L’Editore Ensemble porta per la prima volta in Italia una delle voci più significative e nuove del panorama letterario albanese odierno, Rezart Palluqi. Lo fa con il suo ultimo romanzo 193 Gabbie(tradotto da Iris Hajdari), presentato a dicembre 2016 durante la Fiera romana della piccola e media editoria Più libri più liberi.
Nonostante l’Albania sia così vicina all’Italia, poco ancora si conosce della sua letteratura nel nostro Paese. Mentre il resto d’Europa risorgeva dalle ceneri della Seconda guerra mondiale, a partire dagli anni Cinquanta la dittatura imposta da Enver Hoxha in Albania segnava fortemente tutta la produzione letteraria nazionale. E tali segni sono arrivati fino a noi.
Rezart Palluqi si colloca in pieno in questo scenario: la sua opera è la storia della sua generazione, nata sotto il regime di Hoxha, scappata in altri paesi alla ricerca di una vita migliore, ma che continua a vivere anche a distanza di decenni, nel presente, il dolore, la tragicità e le speranze deluse del post-comunismo.
Questa è la storia del suo Ylli: costretto a emigrare nei Paesi Bassi da bambino assieme alla madre dopo che il padre era stato sequestrato dal Sigurimi, la polizia segreta albanese, in quando sospettato di essere un traditore per aver utilizzato un binocolo per scrutare il cielo.
Il trauma della sparizione del padre e della successiva fuga accompagnano Ylli per tutta la vita: poteva il genitore essere stato portato via solo per “una maledetta stella”?
Ad Amsterdam il protagonista cresce adattandosi passo dopo passo alla nuova vita, frequentando una scuola professionale per cuochi e scrivendo poesie. Le vecchie paure e inquietudini però sembrano non abbandonarlo mai, e crescono con lui. Ylli maledice la sua mente che vaga ogni giorno senza meta scrutando il cielo e ripropone sempre gli stessi sogni: le bandiere, il padre che usava un binocolo per guardare le stelle, la precipitosa fuga dall’Albania verso la speranza di un mondo migliore. La sua anima fragilissima e inquieta condiziona ogni aspetto della sua vita e cerca riparo – inutilmente – ina una terra che non è la sua.
Negli anni della giovinezza olandese Ylli incontra Zhaneta, anche lei emigrata albanese, su cui riversa la sua fragilità, le sue ossessioni e a tratti i suoi sentimenti sessuali e sadici.
Il legame con Zhaneta si stringe a doppio filo anche a seguito di un secondo forte trauma: l’uccisione, proprio per mano della ragazza, di un uomo albanese che come Ylli cercava il padre, fatto sparire dalla polizia albanese.
La ragazza, che diventerà poi sua moglie e madre di suo figlio, non solo è una psichiatra, ma si scopre essere anche la primogenita dell’ex capo della polizia segreta albanese durante il regime.
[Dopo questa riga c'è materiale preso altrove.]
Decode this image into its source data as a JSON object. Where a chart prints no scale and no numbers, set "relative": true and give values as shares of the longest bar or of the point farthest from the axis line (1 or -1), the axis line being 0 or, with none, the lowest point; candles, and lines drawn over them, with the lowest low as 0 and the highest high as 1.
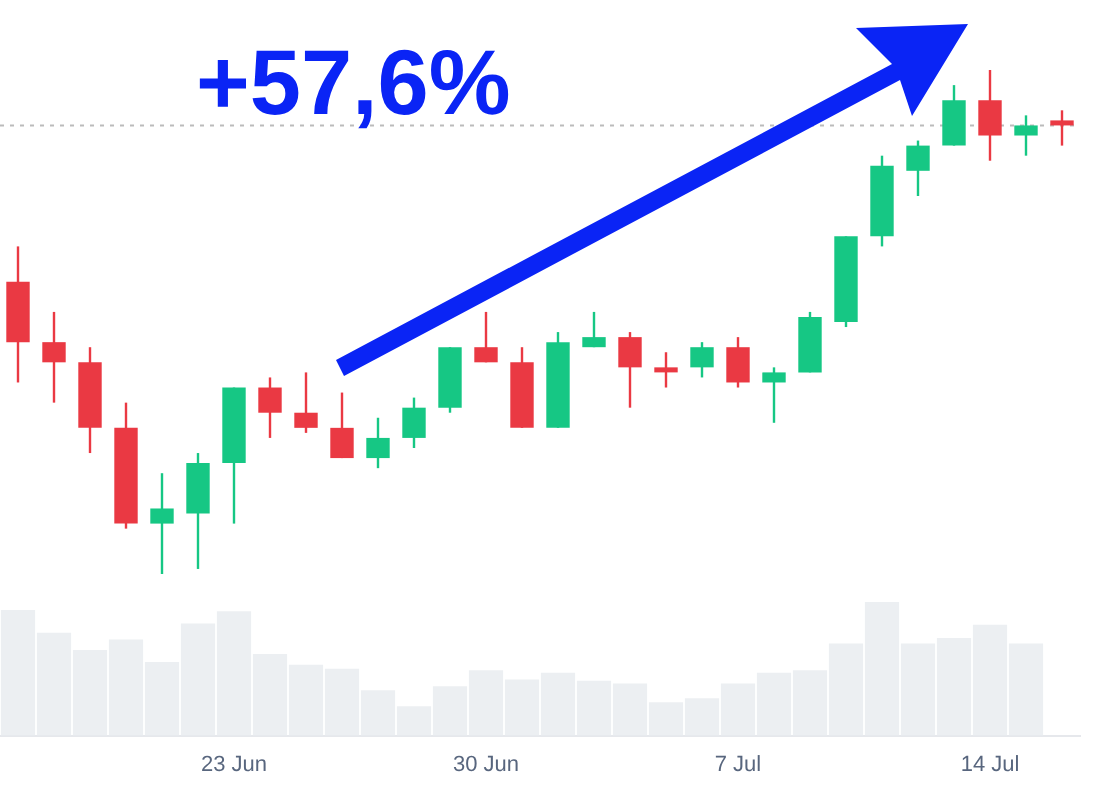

In Ylli brucia quindi il desiderio di utilizzare la famiglia della donna per scoprire qualcosa di più su ciò che è davvero successo al padre: può essere questa la volta buona per fare luce sul mistero più grande e ossessionante della sua vita?
Il romanzo di Palluqi mostra le due facce di una stessa medaglia: egli riesce, da un lato, a farci conoscere, seppur nella finzione di un romanzo, l’atrocità e l’omertà della dittatura di Hoxha, che hanno continuato ad esistere e ad influenzare le vite di molti albanesi anche a decenni dalla caduta del regime; dall’altro, quasi come conseguenza del primo, a scavare nel profondo psicologico di chi ha vissuto quel momento storico direttamente o indirettamente, e mostra ai lettori il risultato traumatico di tutto ciò: vivere per sempre la propria vita dentro una gabbia.
Ogni aspetto della vita di Ylli è una gabbia: Zhaneta è una gabbia, perché è una moglie ambigua e inattendibile, il suocero è una gabbia, la sua famiglia è una gabbia, Amsterdam è una gabbia, il tempo che passa e che non restituisce la verità è una gabbia. E, sopratutto, l’Albania è per lui una gabbia, lontana ma infrangibile, la più opprimente di tutte.